The World Anti-Doping Agency (WADA) classifies ginseng as a permitted substance for athletes
The World Anti-Doping Agency (WADA ) is the world's highest authority to fight doping in top sport. It was founded in 1999 by the International Olympic Committee. Creates and manages a global anti-doping program and unifies the rules of all sports organizations and institutions around the world into the "World Anti-Doping Code", which includes the updated "List of Forbidden Substances and Methods of Doping". Other WADA activities include sports testing organizations. When athletes take some drugs or supplements, they must always be sure that these do not cause positive doping tests.
Ginseng is not on the list of prohibited substances or doping methods
The "List of Forbidden Substances and Methods of Doping" published by WADA (the list valid since 1 January 2009 is here ) does not mention ginseng or its content. It should be noted, however, that besides the list of prohibited substances and methods, the list also includes a broader range of substances, such as anabolics, stimulants, steroid receptor modulators, where theoretically could be ginseng according to someone. That's why we need to look for a more specific WADA opinion on ginseng ...

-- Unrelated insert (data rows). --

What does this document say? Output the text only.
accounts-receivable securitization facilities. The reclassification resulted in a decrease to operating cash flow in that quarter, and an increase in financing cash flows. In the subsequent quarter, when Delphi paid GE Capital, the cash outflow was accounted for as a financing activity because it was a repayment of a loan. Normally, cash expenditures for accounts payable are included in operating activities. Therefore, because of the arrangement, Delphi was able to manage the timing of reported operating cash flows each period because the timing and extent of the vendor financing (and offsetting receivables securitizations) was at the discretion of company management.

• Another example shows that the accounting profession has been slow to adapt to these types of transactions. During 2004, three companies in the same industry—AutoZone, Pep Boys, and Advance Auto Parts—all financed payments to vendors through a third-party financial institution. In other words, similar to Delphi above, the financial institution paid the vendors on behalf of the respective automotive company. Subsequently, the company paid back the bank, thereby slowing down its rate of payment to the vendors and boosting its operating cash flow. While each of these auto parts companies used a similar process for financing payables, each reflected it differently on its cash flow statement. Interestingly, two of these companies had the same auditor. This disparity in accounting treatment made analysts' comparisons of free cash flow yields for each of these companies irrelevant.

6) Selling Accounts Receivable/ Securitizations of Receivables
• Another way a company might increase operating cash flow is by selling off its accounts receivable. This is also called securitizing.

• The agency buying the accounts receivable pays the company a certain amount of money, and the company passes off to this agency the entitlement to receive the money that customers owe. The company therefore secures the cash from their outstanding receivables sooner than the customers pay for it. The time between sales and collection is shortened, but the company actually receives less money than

Ginseng was classified in WADA in 2000 as "permitted doping"
WADA has already dealt specifically with the ginseng, even after its inception. In the Summer of 2000 at the Sydney Olympics, it was found that some athletes were using ginseng regularly.
A direct statement on ginseng was published by WADA in the Sydney Olympic Games Summer Games Report (page 40): "... ginseng and other common supplements (creatine, melatonin, hydroxymethylbutyric acid, inosine, vitamins, minerals, etc.) Between pseudo-doping or doping ... "
Other WADA's indirect statements include, for example, this and this document - ginseng always mentions among permitted supplements such as vitamins, minerals, creatines, etc. In the WADA Executive Board meeting of July 20, 2000, one of the committee members directly says that a positive laboratory test Can not be taken into account if it is caused by ginseng.
The safety of ginseng in terms of anti-doping tests is confirmed by scientific studies.
WADA alone does not provide nutritional testing. Testing for ginseng (specifically ginseng extract) was, for example, the study of antidoping tests conducted on a group of 39 Canadian athletes using ginseng extract ( goel2004dug ). This proves that ginseng does not cause positive doping tests.